Michael Trigg

No. 17
- Position: Quarterback

Personal information
- Born: San Antonio, Texas, U.S.
- Listed height: 6 ft 3 in (1.91 m)
- Listed weight: 210 lb (95 kg)

Career information
- High school: Theodore Roosevelt (San Antonio)
- College: East Texas State
- NFL draft: 1989: undrafted

Career history

Playing
- Minnesota Vikings (1989)*; Detroit Drive (1989–1990);
- * Offseason and/or practice squad member only

Coaching
- Dallas Texans (1991–1993) (OC); Fort Worth Cavalry (1994); Milwaukee Mustangs (1995–1997); Grand Rapids Rampage (1998–2003); Philadelphia Soul (2004–2005); Corpus Christi Sharks (2007–2009);

Awards and highlights
- 3× ArenaBowl champion (1989, 1990, 2001); AFL Coach of the Year (2001); 2× Second-team All-LSC (1985, 1988);

Career Arena League statistics
- Comp. / Att.: 35 / 80
- Passing yards: 538
- TD–INT: 9–2
- QB rating: 84.27
- Rushing TDs: 2
- Stats at ArenaFan.com

Head coaching record
- Regular season: 77–80 (.491)
- Postseason: 3–7 (.300)
- Career: 80–87 (.479)

= Michael Trigg (quarterback) =

American football player and coach

Michael Scott Trigg is an American former professional football player and head coach in the Arena Football League (AFL). He played college football at East Texas State Lions (now East Texas A&M).

==Early life==
Trigg lettered in football, basketball and baseball at Theodore Roosevelt High School in San Antonio, Texas. He earned All-City recognition in football and baseball.

==College career==
Trigg played college football for the East Texas State Lions from 1984 to 1988. He was redshirted in 1984. He became the starting quarterback in 1985 and completed 82 of 167 passes for 1,114 yards, 9 touchdowns and 7 interceptions. Trigg also led the team in total yards per game with 175.3 and earned Second-team All-Lone Star Conference (LSC) honors. However, he also missed half of the season due to a shoulder injury. The team finished the season with a 5–5 record and tied for third in the LSC. He missed playing time in 1986 due to an injury and sat out the entire 1987 season because of a knee injury. Trigg returned as the starter in 1988, completing 75 of 183 passes for 1,256 yards, 15 touchdowns and 9 interceptions. He led the team in total yards per game with 104.3 and garnered Second-team All-LSC recognition. He helped the team to an 8–3 record and a second-place finish in the LSC. The Lions had started the season with an 8–1 record and were ranked as high as #2 in the NCAA Division II polls before losing the final 2 games. Trigg threw for 3,294 yards during his college career. He was also a team captain in 1985, 1986 and 1988. In 2014, he was inducted into the Texas A&M University-Commerce Athletic Hall of Fame.

==Professional career==
Trigg was signed by the Minnesota Vikings of the National Football League (NFL) in 1989 after going undrafted in the 1989 NFL draft.
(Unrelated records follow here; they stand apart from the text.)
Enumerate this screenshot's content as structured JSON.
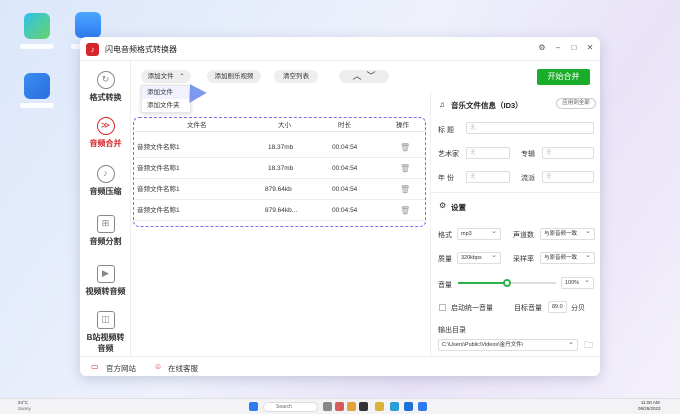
{
  "app": {
    "title": "闪电音频格式转换器",
    "icon": "lightning-music-icon"
  },
  "window_controls": [
    "settings-icon",
    "minimize-icon",
    "maximize-icon",
    "close-icon"
  ],
  "sidebar": {
    "items": [
      {
        "label": "格式转换",
        "icon": "refresh-icon",
        "active": false
      },
      {
        "label": "音频合并",
        "icon": "merge-icon",
        "active": true
      },
      {
        "label": "音频压缩",
        "icon": "compress-icon",
        "active": false
      },
      {
        "label": "音频分割",
        "icon": "split-icon",
        "active": false
      },
      {
        "label": "视频转音频",
        "icon": "video-icon",
        "active": false
      },
      {
        "label": "B站视频转音频",
        "icon": "bilibili-icon",
        "active": false
      }
    ]
  },
  "toolbar": {
    "add_file": "添加文件",
    "add_folder_video": "添加剧乐视频",
    "clear_list": "清空列表",
    "start": "开始合并"
  },
  "add_menu": {
    "items": [
      "添加文件",
      "添加文件夹"
    ]
  },
  "table": {
    "headers": [
      "文件名",
      "大小",
      "时长",
      "操作"
    ],
    "rows": [
      {
        "name": "音频文件名称1",
        "size": "18.37mb",
        "duration": "00:04:54"
      },
      {
        "name": "音频文件名称1",
        "size": "18.37mb",
        "duration": "00:04:54"
      },
      {
        "name": "音频文件名称1",
        "size": "879.64kb",
        "duration": "00:04:54"
      },
      {
        "name": "音频文件名称1",
        "size": "879.64kb...",
        "duration": "00:04:54"
      }
    ]
  },
  "info": {
    "title": "音乐文件信息（ID3）",
    "apply_all": "应用到全部",
    "fields": {
      "title": "标  题",
      "artist": "艺术家",
      "album": "专辑",
      "year": "年  份",
      "genre": "流派"
    },
    "placeholder": "无"
  },
  "settings": {
    "title": "设置",
    "format_label": "格式",
    "format_value": "mp3",
    "channel_label": "声道数",
    "channel_value": "与原音频一致",
    "quality_label": "质量",
    "quality_value": "320kbps",
    "samplerate_label": "采样率",
    "samplerate_value": "与原音频一致",
    "volume_label": "音量",
    "volume_value": "100%",
    "volume_level": 0.5,
    "normalize_label": "启动统一音量",
    "target_label": "目标音量",
    "target_value": "89.0",
    "target_unit": "分贝",
    "output_label": "输出目录",
    "output_path": "C:\\Users\\Public\\Videos\\金丹文件\\"
  },
  "footer": {
    "website": "官方网站",
    "support": "在线客服"
  },
  "taskbar": {
    "weather_temp": "24°C",
    "weather_desc": "Sunny",
    "search": "Search",
    "time": "11:00 AM",
    "date": "09/26/2023"
  },
  "colors": {
    "accent": "#d7262b",
    "start": "#1aad2a",
    "dashed": "#7b6ff0"
  }
}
He was released before the start of the 1989 season. He played from 1989 to 1990 with the Detroit Drive of the Arena Football League (AFL), winning ArenaBowls III and IV.

==Coaching career==
Trigg was as assistant coach for the AFL's Dallas Texans from 1991 to 1993, serving as offensive coordinator. He was head coach of the Fort Worth Cavalry of the AFL for their only season in 1994. The Cavalry finished the regular season with five wins and seven losses, losing in round one of the playoffs to the Orlando Predators. He was head coach of the Milwaukee Mustangs of the AFL from 1995 to 1997, earning playoff berths in 1996 and 1997. Trigg was head coach of the AFL's Grand Rapids Rampage from 1998 to 2003, earning five consecutive playoff berths from 1999 to 2003. The Rampage won ArenaBowl XV in 2001, with Trigg being named Coach of the Year. He was head coach of the Philadelphia Soul of the AFL from 2004 to 2005. The Soul failed to make the playoffs either year. He was head coach of the Corpus Christi Sharks of the af2 from 2007 to 2009. He finished his Coaching Career with Robstown High School as the Assistant Head Coach and OC helping them to there first playoff win in over 58 years.